An infected person who is literally death, appears at midnight, the end of time, and runs through the ballrooms into the last black one. There Prospero tries to kill him, but dies and “one by one dropped the revellers in the blood-bedewed halls of their revel, and died each in the despairing posture of his fall”(Poe 101). Prince Prospero died along with everyone else at the party when their time was up. The amount of distractions and wealth in the ball did nothing to stop their imminent death. The people were caught off guard by death because they would not think about it.

Romantic ideals are clear as day with this because the people gave up their freedom in order to be falsely protected within the castle by the elegance of the ball. Prospero and Tom Walker both were killed for their mistakes, and Jabez Stone almost has the same fate. Jabez was supposed to have the same fate as the other two characters, but the power of a true hero is shown in this story. Jabez becomes paranoid about counting down to his last day and breaks, going to find Daniel Webster. Webster is a man made from his own luck and works for his benefits.

Webster agrees to help Jabez and goes to court against the devil. Webster fights through the night with the devil and the jury finds Jabez innocent and Daniel won. Daniel acts in accordance with his victory: “I’ll have that paper first, if you please,’ said Daniel Webster, and he took it and tore it into four pieces. It was queerly warm to the touch. ‘And now,’ he said, I’IL have you’ and his hand came down like a bear trap on the stranger’s arm. For he knew that once you bested anybody like Mr. Scratch in fair fight, his power on you was gone”(Benet 318).

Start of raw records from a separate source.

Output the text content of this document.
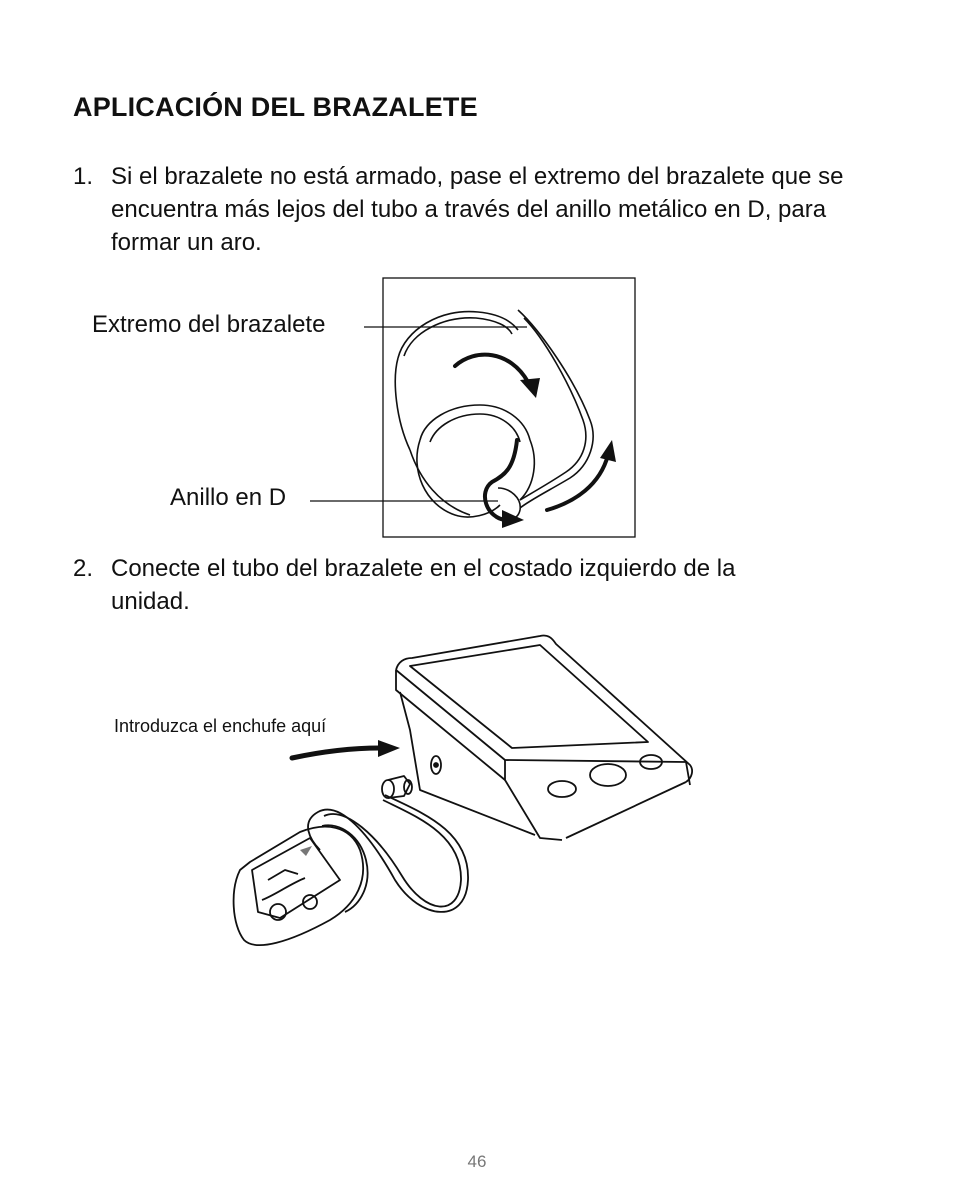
APLICACIÓN DEL BRAZALETE
1. Si el brazalete no está armado, pase el extremo del brazalete que se encuentra más lejos del tubo a través del anillo metálico en D, para formar un aro.
Extremo del brazalete
Anillo en D
2. Conecte el tubo del brazalete en el costado izquierdo de la unidad.
Introduzca el enchufe aquí
46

Jabez’s request for help save his life. It shows how the devil can be bested by real freedom, such as in Daniel Webster’s case. The fact that Daniel Webster beat the devil showed how he was a true romantic hero. It proves that with your freedom and a little bit of skill anything can be done. Jabez, Tom, and Prospero all faced the same term for their deal, death, but Daniel Webster shows how romantic ideals can be used to win anything. Romanticism teaches individuals how to be productive members of society by making a foundation for themselves.

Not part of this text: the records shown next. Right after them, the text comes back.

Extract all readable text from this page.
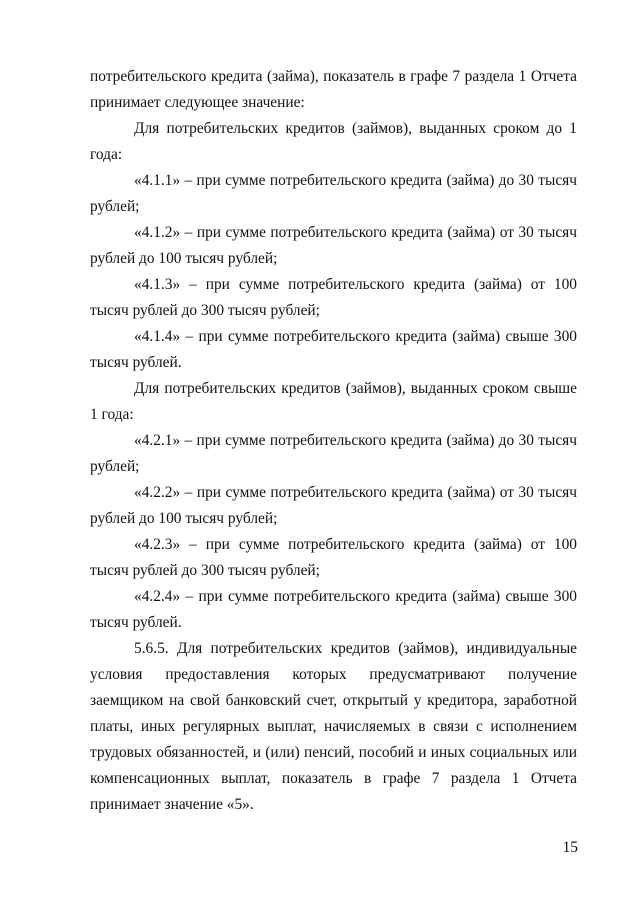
потребительского кредита (займа), показатель в графе 7 раздела 1 Отчета принимает следующее значение:

Для потребительских кредитов (займов), выданных сроком до 1 года:

«4.1.1» – при сумме потребительского кредита (займа) до 30 тысяч рублей;

«4.1.2» – при сумме потребительского кредита (займа) от 30 тысяч рублей до 100 тысяч рублей;

«4.1.3» – при сумме потребительского кредита (займа) от 100 тысяч рублей до 300 тысяч рублей;

«4.1.4» – при сумме потребительского кредита (займа) свыше 300 тысяч рублей.

Для потребительских кредитов (займов), выданных сроком свыше 1 года:

«4.2.1» – при сумме потребительского кредита (займа) до 30 тысяч рублей;

«4.2.2» – при сумме потребительского кредита (займа) от 30 тысяч рублей до 100 тысяч рублей;

«4.2.3» – при сумме потребительского кредита (займа) от 100 тысяч рублей до 300 тысяч рублей;

«4.2.4» – при сумме потребительского кредита (займа) свыше 300 тысяч рублей.

5.6.5. Для потребительских кредитов (займов), индивидуальные условия предоставления которых предусматривают получение заемщиком на свой банковский счет, открытый у кредитора, заработной платы, иных регулярных выплат, начисляемых в связи с исполнением трудовых обязанностей, и (или) пенсий, пособий и иных социальных или компенсационных выплат, показатель в графе 7 раздела 1 Отчета принимает значение «5».

15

It shows how with something as simple as freedom, anything can be done, so nothing is a lost hope; something can always be done. With hard work or an apology the negative effects of a failed test or a hurtful statement can be mended. Romanticism preaches this fact: the right to chose allows absolutely anything to be done. Despite greed, mistakes, and repercussions, one can dig their way out of any hole. From something as small as taking a cookie to something as large as getting a job as an adult, with one’s freedom, anything can be done.